Posted by on Monday, March 9, 2015 in Events, HART, VRC.

Tasked with supporting the emerging trends in academia, the Visual Resources Center at Vanderbilt University is exploring how to support the increasing interest in cross-discipline research through harnessing the power of linked-open data (LOD). At the core of this mission is developing a searchable database of images and media that can be easily linked through location-based or keyword searches. While the cataloging of this varied content is impossible for any single center, LOD provides the conduit for harnessing the power and possibilities of diverse collections around the world.

Imagine having the ability to pull existing work records from CONA or Built Work Registry into your cataloging workflow and the time that is saved. Patrons could search your collections as well as any number of museums and institutions from a single search box. Accuracy of cataloging would increase by having the Getty and Library of Congress Vocabularies searched directly each time you add an Agent.

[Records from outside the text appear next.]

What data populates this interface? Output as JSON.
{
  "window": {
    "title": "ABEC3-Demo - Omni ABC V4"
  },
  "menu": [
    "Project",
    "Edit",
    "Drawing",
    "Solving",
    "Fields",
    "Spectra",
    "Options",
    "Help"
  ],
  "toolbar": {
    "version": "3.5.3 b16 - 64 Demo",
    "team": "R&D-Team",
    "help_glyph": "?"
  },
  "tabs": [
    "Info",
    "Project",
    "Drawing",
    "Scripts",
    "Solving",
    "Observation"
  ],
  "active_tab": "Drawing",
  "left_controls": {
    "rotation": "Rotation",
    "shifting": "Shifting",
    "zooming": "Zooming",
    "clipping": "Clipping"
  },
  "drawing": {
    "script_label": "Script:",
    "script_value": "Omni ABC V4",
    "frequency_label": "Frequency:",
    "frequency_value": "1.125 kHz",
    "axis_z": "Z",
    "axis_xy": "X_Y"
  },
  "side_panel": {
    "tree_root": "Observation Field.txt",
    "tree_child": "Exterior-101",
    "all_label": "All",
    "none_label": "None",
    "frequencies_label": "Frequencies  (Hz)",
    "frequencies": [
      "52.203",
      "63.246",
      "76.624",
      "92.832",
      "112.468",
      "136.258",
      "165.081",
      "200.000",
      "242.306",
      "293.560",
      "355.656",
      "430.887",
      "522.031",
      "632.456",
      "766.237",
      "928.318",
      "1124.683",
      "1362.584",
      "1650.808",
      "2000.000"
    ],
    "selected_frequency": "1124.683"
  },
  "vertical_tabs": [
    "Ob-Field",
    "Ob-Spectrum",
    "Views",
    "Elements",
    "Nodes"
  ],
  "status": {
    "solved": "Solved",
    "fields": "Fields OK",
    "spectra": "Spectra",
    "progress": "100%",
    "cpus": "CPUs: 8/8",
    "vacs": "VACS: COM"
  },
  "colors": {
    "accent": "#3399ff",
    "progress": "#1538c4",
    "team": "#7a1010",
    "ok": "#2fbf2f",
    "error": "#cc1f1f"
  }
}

What would research be like if all these possibilities were available from one database? That is the potential of an LOD system. While content provides access to their collections via LOD triples, there are no tools in place for integrating these various repositories of objects into a cataloging or search tool.

In his presentation this week at the Visual Resources Association’s annual conference in Denver, Colorado, Chris Strasbaugh, director of the Visual Resources Center, will explore the next stage of development of tools that have the potential to interact and share metadata and media among institutions: Harnessing a Linked-Open World: Integrating Cross-Discipline Content to Support Digital Humanities With these tools still in the planning stage, Strasbaugh will highlight many of the problems that arise as well as the potential for harnessing such a powerful tool. As the digital humanities transform the way faculty, students, and researchers are solving problems once thought specific to their discipline, LOD is providing visual resources professionals a way of matching these needs with diverse and ever-changing content.